Approval of Proposition 2 establishes “procedural requirements relating to the formation of subdistricts … and the design, construction and funding of improvements in such subdistricts.” It also would create a “method for levying special benefit assessments, all subject to a vote of the property owners in the affected subdistricts.”

The amendment also modernizes and streamlines “the process of forming subdistricts” that want to “go from septic tanks to sewer lines and puts the process in compliance with the Hancock Amendment.”

Proposition 3 sought permission to “establish environmentally sustainable standards and practices,” along with clarifying the district’s authority to “enter into contracts pertaining to stormwater facilities.”

Approval of Proposition 4 allows public notices to be given through “mail, publication or electronic media, or such other form of communication as may be permitted by Missouri law.”

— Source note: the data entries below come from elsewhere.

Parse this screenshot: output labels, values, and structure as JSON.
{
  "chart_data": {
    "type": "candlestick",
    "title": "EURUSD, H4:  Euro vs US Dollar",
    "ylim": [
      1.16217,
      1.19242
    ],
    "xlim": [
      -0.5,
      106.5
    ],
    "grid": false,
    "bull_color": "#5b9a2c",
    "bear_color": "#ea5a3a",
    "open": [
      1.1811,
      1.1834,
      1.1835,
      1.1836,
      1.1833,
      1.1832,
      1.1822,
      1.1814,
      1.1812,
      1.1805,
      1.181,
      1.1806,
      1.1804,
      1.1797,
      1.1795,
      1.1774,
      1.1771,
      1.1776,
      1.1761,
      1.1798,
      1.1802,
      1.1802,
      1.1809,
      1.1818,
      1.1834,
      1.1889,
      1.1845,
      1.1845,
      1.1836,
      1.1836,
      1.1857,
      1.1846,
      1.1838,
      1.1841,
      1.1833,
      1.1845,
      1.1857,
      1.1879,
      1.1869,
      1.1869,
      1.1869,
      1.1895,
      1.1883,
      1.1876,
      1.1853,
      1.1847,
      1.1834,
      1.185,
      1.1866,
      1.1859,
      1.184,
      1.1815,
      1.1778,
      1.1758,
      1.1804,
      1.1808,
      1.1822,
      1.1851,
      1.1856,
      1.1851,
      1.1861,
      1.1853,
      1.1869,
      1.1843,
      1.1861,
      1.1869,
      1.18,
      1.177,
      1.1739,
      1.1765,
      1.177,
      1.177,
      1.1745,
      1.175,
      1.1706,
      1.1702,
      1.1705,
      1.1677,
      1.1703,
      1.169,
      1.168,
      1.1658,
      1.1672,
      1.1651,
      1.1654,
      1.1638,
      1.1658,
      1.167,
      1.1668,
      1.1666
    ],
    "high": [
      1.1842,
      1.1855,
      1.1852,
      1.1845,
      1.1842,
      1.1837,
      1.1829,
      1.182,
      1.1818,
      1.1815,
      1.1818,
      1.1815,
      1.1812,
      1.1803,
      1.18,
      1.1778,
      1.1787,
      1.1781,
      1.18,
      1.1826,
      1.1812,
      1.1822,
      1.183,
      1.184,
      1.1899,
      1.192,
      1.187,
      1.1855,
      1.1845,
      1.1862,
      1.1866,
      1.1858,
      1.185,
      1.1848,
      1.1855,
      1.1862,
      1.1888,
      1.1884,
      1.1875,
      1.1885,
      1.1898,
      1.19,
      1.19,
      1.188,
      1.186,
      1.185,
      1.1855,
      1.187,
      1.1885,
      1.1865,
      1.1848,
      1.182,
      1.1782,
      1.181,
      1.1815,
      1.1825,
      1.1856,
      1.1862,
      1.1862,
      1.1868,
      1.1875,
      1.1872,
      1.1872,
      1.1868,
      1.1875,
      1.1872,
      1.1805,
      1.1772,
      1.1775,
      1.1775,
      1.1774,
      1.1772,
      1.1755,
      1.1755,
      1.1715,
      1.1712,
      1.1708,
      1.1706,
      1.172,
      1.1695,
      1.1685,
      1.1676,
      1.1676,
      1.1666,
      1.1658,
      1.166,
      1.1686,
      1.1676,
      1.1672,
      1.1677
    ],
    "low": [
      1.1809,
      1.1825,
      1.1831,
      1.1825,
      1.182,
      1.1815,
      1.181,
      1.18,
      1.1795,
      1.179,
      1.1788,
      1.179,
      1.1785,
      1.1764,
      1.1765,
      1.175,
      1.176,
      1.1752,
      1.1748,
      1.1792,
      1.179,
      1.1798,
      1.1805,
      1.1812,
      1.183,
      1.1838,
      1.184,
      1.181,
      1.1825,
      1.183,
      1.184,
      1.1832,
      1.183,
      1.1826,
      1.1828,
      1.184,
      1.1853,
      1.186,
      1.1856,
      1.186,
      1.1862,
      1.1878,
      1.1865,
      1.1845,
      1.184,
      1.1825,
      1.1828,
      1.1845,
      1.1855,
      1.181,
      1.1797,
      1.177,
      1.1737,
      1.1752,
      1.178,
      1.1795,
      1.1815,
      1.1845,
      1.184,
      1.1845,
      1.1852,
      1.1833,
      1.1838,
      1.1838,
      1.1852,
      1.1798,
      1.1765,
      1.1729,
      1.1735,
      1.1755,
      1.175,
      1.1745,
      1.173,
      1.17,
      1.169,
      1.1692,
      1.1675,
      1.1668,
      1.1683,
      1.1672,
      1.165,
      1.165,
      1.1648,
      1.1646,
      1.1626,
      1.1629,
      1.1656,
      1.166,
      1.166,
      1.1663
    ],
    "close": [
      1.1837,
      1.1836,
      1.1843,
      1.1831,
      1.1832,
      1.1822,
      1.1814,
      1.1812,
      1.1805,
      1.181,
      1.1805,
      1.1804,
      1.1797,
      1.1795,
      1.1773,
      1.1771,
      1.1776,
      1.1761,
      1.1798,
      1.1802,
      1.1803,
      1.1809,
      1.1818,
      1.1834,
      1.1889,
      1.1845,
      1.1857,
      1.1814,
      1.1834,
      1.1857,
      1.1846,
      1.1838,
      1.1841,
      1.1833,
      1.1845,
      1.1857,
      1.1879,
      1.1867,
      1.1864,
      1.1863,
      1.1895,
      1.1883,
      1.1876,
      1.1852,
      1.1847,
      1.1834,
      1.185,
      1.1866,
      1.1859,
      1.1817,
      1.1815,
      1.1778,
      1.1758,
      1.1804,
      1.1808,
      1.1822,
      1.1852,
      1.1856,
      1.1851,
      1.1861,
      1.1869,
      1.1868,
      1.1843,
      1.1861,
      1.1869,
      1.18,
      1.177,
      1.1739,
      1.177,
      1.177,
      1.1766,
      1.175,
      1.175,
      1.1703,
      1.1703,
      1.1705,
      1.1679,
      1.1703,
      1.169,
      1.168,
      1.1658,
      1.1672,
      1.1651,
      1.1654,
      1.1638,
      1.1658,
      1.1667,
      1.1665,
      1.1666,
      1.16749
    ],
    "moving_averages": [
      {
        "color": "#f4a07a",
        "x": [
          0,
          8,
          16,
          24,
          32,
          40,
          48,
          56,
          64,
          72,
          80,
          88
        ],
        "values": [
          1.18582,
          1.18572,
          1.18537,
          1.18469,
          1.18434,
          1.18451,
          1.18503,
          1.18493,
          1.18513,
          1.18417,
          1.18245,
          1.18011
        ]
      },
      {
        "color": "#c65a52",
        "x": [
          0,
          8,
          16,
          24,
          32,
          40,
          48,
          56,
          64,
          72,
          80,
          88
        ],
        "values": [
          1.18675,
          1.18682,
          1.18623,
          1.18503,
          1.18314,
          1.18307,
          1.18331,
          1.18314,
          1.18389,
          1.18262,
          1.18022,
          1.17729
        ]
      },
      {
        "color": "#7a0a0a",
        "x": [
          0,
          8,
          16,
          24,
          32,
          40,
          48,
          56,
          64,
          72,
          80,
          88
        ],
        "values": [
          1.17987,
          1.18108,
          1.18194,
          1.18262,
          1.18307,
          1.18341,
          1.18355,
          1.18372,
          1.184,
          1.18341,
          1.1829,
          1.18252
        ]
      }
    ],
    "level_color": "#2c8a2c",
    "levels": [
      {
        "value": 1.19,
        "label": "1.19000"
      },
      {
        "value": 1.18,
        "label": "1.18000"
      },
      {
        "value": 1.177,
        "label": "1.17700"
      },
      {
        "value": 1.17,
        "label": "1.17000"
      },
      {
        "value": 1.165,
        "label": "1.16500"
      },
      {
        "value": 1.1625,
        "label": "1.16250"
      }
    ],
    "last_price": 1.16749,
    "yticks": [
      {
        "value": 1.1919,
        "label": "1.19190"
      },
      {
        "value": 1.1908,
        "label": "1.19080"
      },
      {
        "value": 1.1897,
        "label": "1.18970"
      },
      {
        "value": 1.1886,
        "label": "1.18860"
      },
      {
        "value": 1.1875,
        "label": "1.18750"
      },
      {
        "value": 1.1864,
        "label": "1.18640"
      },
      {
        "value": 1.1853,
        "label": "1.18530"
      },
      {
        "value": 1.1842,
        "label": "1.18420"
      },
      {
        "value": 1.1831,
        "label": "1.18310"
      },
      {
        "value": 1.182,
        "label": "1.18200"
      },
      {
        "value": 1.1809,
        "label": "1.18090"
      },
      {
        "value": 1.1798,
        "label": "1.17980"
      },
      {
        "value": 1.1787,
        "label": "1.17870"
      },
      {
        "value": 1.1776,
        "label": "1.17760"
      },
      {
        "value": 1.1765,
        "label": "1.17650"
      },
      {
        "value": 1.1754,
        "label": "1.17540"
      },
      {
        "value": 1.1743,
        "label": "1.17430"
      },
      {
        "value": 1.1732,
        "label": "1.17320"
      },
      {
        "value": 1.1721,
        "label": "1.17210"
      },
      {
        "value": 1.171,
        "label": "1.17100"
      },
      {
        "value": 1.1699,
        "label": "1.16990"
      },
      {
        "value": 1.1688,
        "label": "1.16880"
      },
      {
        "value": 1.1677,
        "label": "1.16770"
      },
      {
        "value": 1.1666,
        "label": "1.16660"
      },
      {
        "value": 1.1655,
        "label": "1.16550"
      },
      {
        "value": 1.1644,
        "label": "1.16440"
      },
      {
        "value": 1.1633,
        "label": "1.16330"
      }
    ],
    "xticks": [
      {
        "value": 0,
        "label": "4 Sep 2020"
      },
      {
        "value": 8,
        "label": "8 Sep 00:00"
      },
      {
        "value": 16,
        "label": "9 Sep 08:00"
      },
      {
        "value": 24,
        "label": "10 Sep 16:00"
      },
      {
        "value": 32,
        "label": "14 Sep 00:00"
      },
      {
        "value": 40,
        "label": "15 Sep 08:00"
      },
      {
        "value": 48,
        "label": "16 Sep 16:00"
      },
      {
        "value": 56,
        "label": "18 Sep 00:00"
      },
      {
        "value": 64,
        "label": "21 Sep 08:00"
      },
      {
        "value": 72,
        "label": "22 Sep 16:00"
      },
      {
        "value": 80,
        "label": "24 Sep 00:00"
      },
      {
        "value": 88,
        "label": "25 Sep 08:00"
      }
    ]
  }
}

Proposition 5 looked to “streamline the budget process,” according to information provided by MSD, by requiring budgets to include capital projects and require a public hearing at least 21 days before adopting a budget.

Proposition 6 asked for permission for the district to use “design-build and other alternative delivery methods to make improvements, as permitted by Missouri law,” similar to the process used for the reconstruction of Interstate 64.

Approval of Proposition 7 sets a date of July 1, 2019, to establish a District Plan Amendment Commission, and “every 10 years thereafter.”

Proposition 8 asked for the ability to update the charter to “allow for gender neutrality” and eliminate the requirement that records of the Board of Trustees be kept in “bound or book form.”